Why don’t cars eat people, but digitalisation does?

The automobile has been transporting people and goods from A to B since 1863. Its use has not changed in more than 160 years. For less than 40 years, we have been talking about digitalisation and developing a growing fear that AI will change us in our humanity, if not eat us up.

The reason for this is the ingenious idea of some marketing people to characterise digital development as disruptive. The complete disintegration of our society, or at least its replacement by something new, was anchored in people’s minds. As a result of this marketing, there was indeed a disruptive development on the part of the gatekeepers through scalable business models. If the distribution of value creation is in the hands of a few, if the concept ensures that wealth and political influence flow unchecked to these few, then this also has disruptive effects on society.
The car has significantly improved the social situation. Digitalisation can do the same if it is no longer seen as a disruption, but as a tool for the development of society.

The traffic light government is about to be voted out of office because it is not giving citizens a comprehensible answer as to how digitalisation will improve their situation and how disruption can be turned back into sustainable prosperity.

The fact that democracies are threatened by unrest and even wars after long periods of peace is directly linked to the lack of a democratic digital society.

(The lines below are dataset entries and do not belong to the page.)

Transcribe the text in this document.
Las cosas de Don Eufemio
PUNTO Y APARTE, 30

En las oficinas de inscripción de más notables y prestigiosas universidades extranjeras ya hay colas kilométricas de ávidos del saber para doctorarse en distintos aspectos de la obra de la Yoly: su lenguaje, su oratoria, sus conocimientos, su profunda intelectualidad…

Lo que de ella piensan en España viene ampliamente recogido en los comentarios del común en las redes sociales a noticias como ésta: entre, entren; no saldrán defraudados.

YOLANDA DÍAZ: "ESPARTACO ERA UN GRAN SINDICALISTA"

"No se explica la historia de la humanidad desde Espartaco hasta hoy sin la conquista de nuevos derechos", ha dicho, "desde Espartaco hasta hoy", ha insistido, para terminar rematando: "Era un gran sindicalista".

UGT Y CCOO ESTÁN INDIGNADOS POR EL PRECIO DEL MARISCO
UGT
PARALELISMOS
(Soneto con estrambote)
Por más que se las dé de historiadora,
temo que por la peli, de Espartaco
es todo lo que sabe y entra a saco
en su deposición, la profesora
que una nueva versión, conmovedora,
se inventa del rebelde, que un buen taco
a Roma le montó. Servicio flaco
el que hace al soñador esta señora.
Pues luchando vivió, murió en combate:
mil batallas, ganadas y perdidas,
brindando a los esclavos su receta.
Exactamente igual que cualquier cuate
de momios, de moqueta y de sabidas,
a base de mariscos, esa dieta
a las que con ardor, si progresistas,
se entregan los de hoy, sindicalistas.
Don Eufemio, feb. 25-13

The digitalisation of recent years has also shifted security from the citizen to the state. It is only with great difficulty that even democratic states can be prevented from practising total surveillance for their security. In https://finders.de/liberalism-is-a-law-of-human-nature-but-is-it-defensible/, I explained why a society that trusts its citizens need not fear autocracies – and I include gatekeepers in this. However, I also admitted that I was unable to push through concepts because there was no real protection for citizens. This is precisely what digitalisation can do, because digitalisation can just as easily create a participatory environment for every citizen that offers every citizen the same opportunities for advancement and protection for society, while at the same time dissolving autocracies from within in the long term through social competition.

KEY FIGURES FOR SOCIAL STRUCTURAL RELEVANCE
As an immediate measure, I call for the introduction of indicators for social structural relevance that can be used for political control, see https://gisad.eu/social-structure-relevance/ . Relevance must be scientifically underpinned and supported by a democratic basis.

The FDP has drawn up questions and answers for the FDP programme convention. I am going to add two values to these questions and answers. These values, which are based on a gut feeling, make it clear why such a system is so important for policy-making. Later, scientifically based key figures will have to be developed from them.
The first value stands for social relevance, i.e. how important an issue is in order to successfully maintain the pre-digital society. The second value relates to the relevance of the question, i.e. whether the question is only being asked against the background of an already misguided digital development and whether this misguided development may even be counterproductively reinforced.